Later Fraser shrugged off his difference of opinion with Gatting, saying: 'It was normal banter between a captain and a bowler who has just gone for 35 in four overs.' His final figures can have done his England chances no good: his two wickets in 11 overs cost him 76 runs.

Hayden went on to hit his second century in consecutive one-day games, as he and Martyn added 139 for the third wicket. Hayden's exhilarating 122 contained two sixes and 12 fours, and he must be a near certainty for Texaco selection. His effort helped the tourists reach 243 for 5.

The Middlesex reply stuttered from the start. Craig McDermott sent back Matthew Keech and Mark Ramprakash in his first two overs and by the time a male streaker had been escorted off the playing area in the ninth over, John Carr was also out.

Gatting (32) and Mike Roseberry - the top scorer with 47 - added 60 for the fourth wicket.

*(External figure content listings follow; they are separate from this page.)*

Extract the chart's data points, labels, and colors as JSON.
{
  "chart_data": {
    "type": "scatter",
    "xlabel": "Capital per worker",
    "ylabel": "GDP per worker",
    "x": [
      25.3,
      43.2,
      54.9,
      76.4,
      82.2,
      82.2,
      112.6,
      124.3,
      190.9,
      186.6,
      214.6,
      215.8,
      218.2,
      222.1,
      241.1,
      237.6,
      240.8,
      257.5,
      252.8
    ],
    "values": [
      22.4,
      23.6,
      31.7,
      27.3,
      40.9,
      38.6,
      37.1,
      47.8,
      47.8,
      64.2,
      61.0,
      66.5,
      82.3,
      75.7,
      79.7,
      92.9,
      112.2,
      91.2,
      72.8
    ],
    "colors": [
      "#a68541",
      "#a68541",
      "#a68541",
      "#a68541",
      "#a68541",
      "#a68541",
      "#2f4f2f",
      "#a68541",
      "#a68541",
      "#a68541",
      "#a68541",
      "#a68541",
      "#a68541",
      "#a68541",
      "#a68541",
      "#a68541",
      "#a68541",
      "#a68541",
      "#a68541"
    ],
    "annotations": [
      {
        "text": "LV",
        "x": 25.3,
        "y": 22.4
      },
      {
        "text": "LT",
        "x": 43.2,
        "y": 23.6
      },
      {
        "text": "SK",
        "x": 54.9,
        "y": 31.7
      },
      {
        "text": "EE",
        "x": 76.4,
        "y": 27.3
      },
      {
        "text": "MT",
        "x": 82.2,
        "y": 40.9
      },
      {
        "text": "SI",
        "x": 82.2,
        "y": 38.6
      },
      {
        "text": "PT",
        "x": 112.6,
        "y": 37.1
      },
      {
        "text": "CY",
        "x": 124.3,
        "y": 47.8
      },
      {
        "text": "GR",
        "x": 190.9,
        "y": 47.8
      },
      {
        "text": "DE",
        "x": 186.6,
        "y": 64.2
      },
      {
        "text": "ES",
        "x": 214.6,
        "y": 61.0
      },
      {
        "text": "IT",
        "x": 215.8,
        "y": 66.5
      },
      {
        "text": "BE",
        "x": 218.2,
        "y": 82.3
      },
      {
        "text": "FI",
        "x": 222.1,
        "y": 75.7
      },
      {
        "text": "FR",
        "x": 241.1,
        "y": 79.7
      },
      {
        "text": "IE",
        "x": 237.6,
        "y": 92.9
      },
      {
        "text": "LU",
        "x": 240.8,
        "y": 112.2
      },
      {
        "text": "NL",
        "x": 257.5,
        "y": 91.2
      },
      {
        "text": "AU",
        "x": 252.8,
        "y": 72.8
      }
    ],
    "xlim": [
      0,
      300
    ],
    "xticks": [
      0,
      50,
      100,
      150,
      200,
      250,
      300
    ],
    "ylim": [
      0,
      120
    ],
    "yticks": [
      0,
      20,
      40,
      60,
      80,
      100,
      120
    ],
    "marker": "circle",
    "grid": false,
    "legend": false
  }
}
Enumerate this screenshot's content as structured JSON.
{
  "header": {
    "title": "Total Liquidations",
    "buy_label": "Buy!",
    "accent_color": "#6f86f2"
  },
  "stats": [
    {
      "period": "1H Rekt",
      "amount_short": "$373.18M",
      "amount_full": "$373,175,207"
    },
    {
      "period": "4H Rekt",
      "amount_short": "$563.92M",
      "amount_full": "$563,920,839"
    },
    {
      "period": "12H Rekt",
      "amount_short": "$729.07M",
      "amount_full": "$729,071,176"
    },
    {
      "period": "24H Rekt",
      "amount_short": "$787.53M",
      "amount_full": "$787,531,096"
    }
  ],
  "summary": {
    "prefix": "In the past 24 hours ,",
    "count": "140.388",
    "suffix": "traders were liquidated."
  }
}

Gatting then turned for a second run that was not there and it was effectively over for Middlesex, except for a brief flurry from Mark Feltham, who helped them to 174 all out.

Yorkshire beat Lancashire in a friendly match at Headingley yesterday. Lancashire had resumed needing another 357 to win with all wickets standing, but were all out 116 runs short, despite another fine innings from Graham Lloyd and stubborn late resistance by Peter Martin and Glen Chapple.